WASHINGTON, DC—Addressing the record incarceration rates across the U.S. and the boom in the prison population, the UCLA School of Public Affairs launched the first in a series of public discussions on critical national issues with the opening dinner of the Rosenfield Forums at the National Press Club in Washington DC.
“The Rosenfield Forums are an opportunity to bring together some of the country’s best thinkers, practitioners, advocates, policy makers, and other stakeholders,” says Dean Franklin D. Gilliam, Jr., “This week’s particular event focuses on encouraging all of us to think a little differently about how we reduce crime in the United States. This is an important and deeply corrosive phenomenon: it corrodes the public space, it corrodes our young people, and it crowds our prisons. Much of the worlds of crime and punishment are artificially constructed around these two poles—too much crime and too much incarceration. What you’ll see in this event is scholars grappling with the complexities of these issues, and presenting some elegant solutions—elegant in both simplicity and power.”
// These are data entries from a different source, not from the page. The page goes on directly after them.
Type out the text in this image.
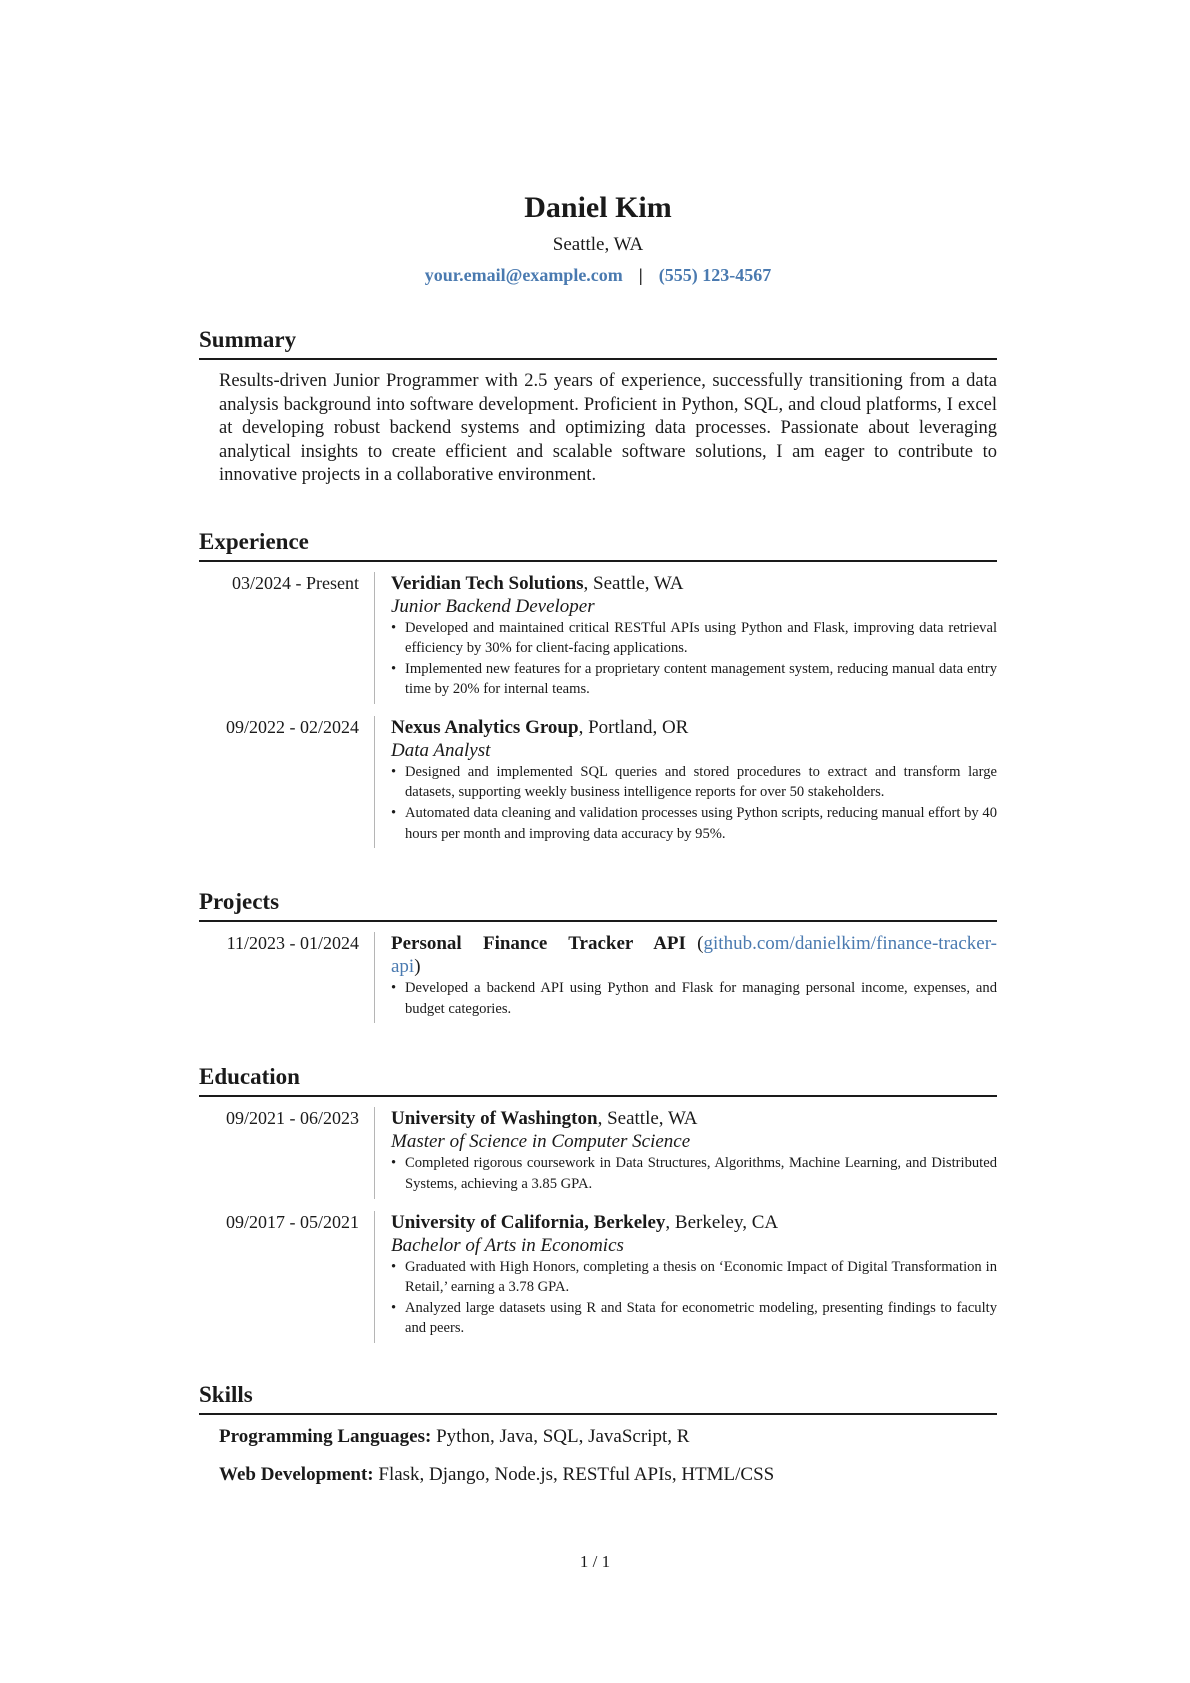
Daniel Kim
Seattle, WA
your.email@example.com | (555) 123-4567
Summary
Results-driven Junior Programmer with 2.5 years of experience, successfully transitioning from a data analysis background into software development. Proficient in Python, SQL, and cloud platforms, I excel at developing robust backend systems and optimizing data processes. Passionate about leveraging analytical insights to create efficient and scalable software solutions, I am eager to contribute to innovative projects in a collaborative environment.
Experience
03/2024 - Present	Veridian Tech Solutions, Seattle, WA
Junior Backend Developer
• Developed and maintained critical RESTful APIs using Python and Flask, improving data retrieval efficiency by 30% for client-facing applications.
• Implemented new features for a proprietary content management system, reducing manual data entry time by 20% for internal teams.
09/2022 - 02/2024	Nexus Analytics Group, Portland, OR
Data Analyst
• Designed and implemented SQL queries and stored procedures to extract and transform large datasets, supporting weekly business intelligence reports for over 50 stakeholders.
• Automated data cleaning and validation processes using Python scripts, reducing manual effort by 40 hours per month and improving data accuracy by 95%.
Projects
11/2023 - 01/2024	Personal Finance Tracker API (github.com/danielkim/finance-tracker-api)
• Developed a backend API using Python and Flask for managing personal income, expenses, and budget categories.
Education
09/2021 - 06/2023	University of Washington, Seattle, WA
Master of Science in Computer Science
• Completed rigorous coursework in Data Structures, Algorithms, Machine Learning, and Distributed Systems, achieving a 3.85 GPA.
09/2017 - 05/2021	University of California, Berkeley, Berkeley, CA
Bachelor of Arts in Economics
• Graduated with High Honors, completing a thesis on ‘Economic Impact of Digital Transformation in Retail,’ earning a 3.78 GPA.
• Analyzed large datasets using R and Stata for econometric modeling, presenting findings to faculty and peers.
Skills
Programming Languages: Python, Java, SQL, JavaScript, R
Web Development: Flask, Django, Node.js, RESTful APIs, HTML/CSS
1 / 1
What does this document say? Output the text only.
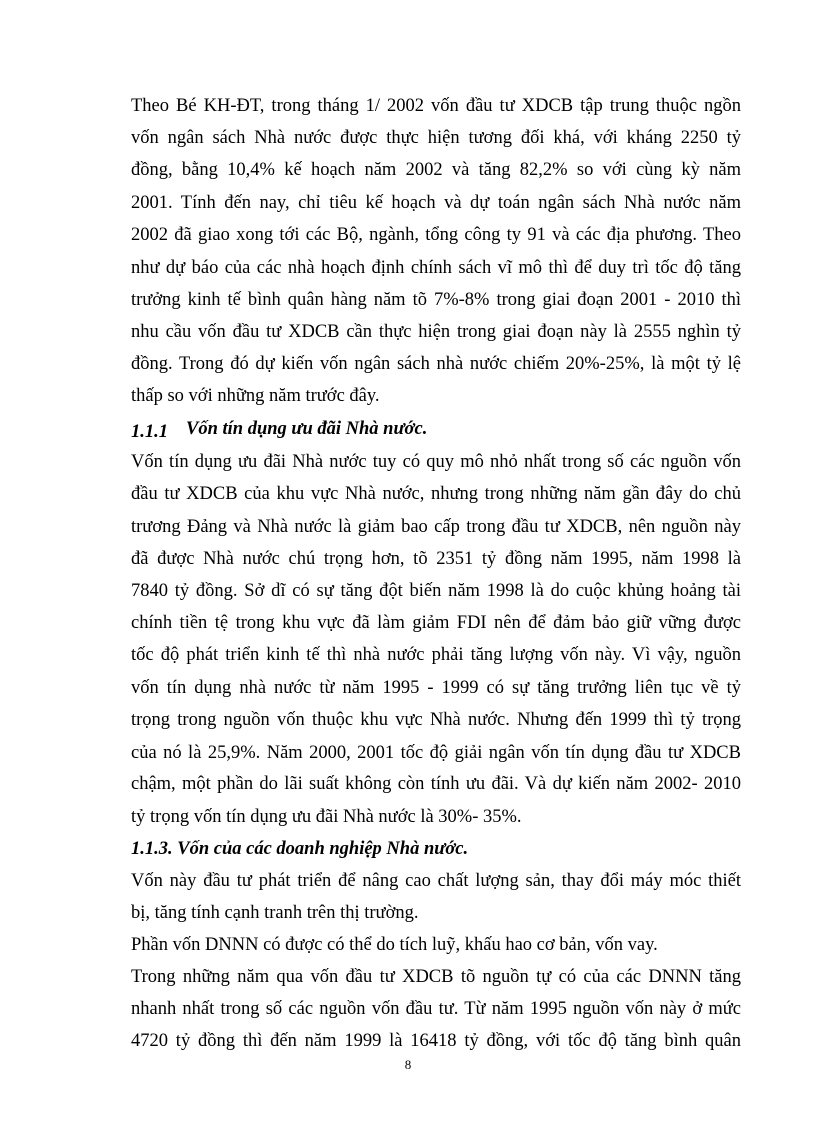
Theo Bé KH-ĐT, trong tháng 1/ 2002 vốn đầu tư XDCB tập trung thuộc ngồn
vốn ngân sách Nhà nước được thực hiện tương đối khá, với kháng 2250 tỷ
đồng, bằng 10,4% kế hoạch năm 2002 và tăng 82,2% so với cùng kỳ năm
2001. Tính đến nay, chỉ tiêu kế hoạch và dự toán ngân sách Nhà nước năm
2002 đã giao xong tới các Bộ, ngành, tổng công ty 91 và các địa phương. Theo
như dự báo của các nhà hoạch định chính sách vĩ mô thì để duy trì tốc độ tăng
trưởng kinh tế bình quân hàng năm tõ 7%-8% trong giai đoạn 2001 - 2010 thì
nhu cầu vốn đầu tư XDCB cần thực hiện trong giai đoạn này là 2555 nghìn tỷ
đồng. Trong đó dự kiến vốn ngân sách nhà nước chiếm 20%-25%, là một tỷ lệ
thấp so với những năm trước đây.
1.1.1 Vốn tín dụng ưu đãi Nhà nước.
Vốn tín dụng ưu đãi Nhà nước tuy có quy mô nhỏ nhất trong số các nguồn vốn
đầu tư XDCB của khu vực Nhà nước, nhưng trong những năm gần đây do chủ
trương Đảng và Nhà nước là giảm bao cấp trong đầu tư XDCB, nên nguồn này
đã được Nhà nước chú trọng hơn, tõ 2351 tỷ đồng năm 1995, năm 1998 là
7840 tỷ đồng. Sở dĩ có sự tăng đột biến năm 1998 là do cuộc khủng hoảng tài
chính tiền tệ trong khu vực đã làm giảm FDI nên để đảm bảo giữ vững được
tốc độ phát triển kinh tế thì nhà nước phải tăng lượng vốn này. Vì vậy, nguồn
vốn tín dụng nhà nước từ năm 1995 - 1999 có sự tăng trưởng liên tục về tỷ
trọng trong nguồn vốn thuộc khu vực Nhà nước. Nhưng đến 1999 thì tỷ trọng
của nó là 25,9%. Năm 2000, 2001 tốc độ giải ngân vốn tín dụng đầu tư XDCB
chậm, một phần do lãi suất không còn tính ưu đãi. Và dự kiến năm 2002- 2010
tỷ trọng vốn tín dụng ưu đãi Nhà nước là 30%- 35%.
1.1.3. Vốn của các doanh nghiệp Nhà nước.
Vốn này đầu tư phát triển để nâng cao chất lượng sản, thay đổi máy móc thiết
bị, tăng tính cạnh tranh trên thị trường.
Phần vốn DNNN có được có thể do tích luỹ, khấu hao cơ bản, vốn vay.
Trong những năm qua vốn đầu tư XDCB tõ nguồn tự có của các DNNN tăng
nhanh nhất trong số các nguồn vốn đầu tư. Từ năm 1995 nguồn vốn này ở mức
4720 tỷ đồng thì đến năm 1999 là 16418 tỷ đồng, với tốc độ tăng bình quân
8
The inaugural forum, “Escaping the Prison Trap: How to Have Less Crime and Less Incarceration,” featured a keynote address on October 7 by the Honorable Steve S. Alm of the Hawaii State Judiciary. Alm is the creator of Project HOPE (Hawaii’s Opportunity and Probation and Enforcement), an innovative crime reduction program for drug offenses that has had dramatic success rates. Judge Alm described a frustrating sentencing and incarceration system that amounted to little more than a revolving door for minor drug offenders to move in and out of the judicial system.
“I can send them to the beach, or send them to prison—it’s crazy that these were the only options.” After gaining cooperation from several agencies, including the probation department, the sheriffs and U.S. marshals, Judge Alm created a systematic approach in which offenders were given instructions for calling a telephone hotline to see if they were selected that day for random drug testing. If they tested positive for drugs, they are arrested on the spot and brought up for a hearing within two days. “Swift and certain consequence is the key.” Says Alm, “If probationers know there will be caught and punished, they will not violate. Probation officers are pleased with the results, because clients were showing up to their appointments, and showing up sober.”
The program has had remarkable success in Hawaii (up to a 50% drop in repeat offenses among drug probationers); has been replicated by other judges; and has become the focus of research by UCLA Public Policy Professor Mark Kleiman and Pepperdine University Public Policy Professor Angela Hawken. The Department of Justice has funded a program to introduce the program to other jurisdictions across the country.
The Rosenfield Forums continue on October 8 at the Rayburn Building on Capital Hill with panel discussions on: reducing juvenile crime and incarceration, led by Associate Professor Laura Abrams of the Department of Social Welfare; the consequences of mass incarceration, led by Professor Michael Stoll of the Department of Public Policy; and getting more crime control with less punishment, led by Professor Mark Kleiman of the Department of Public Policy.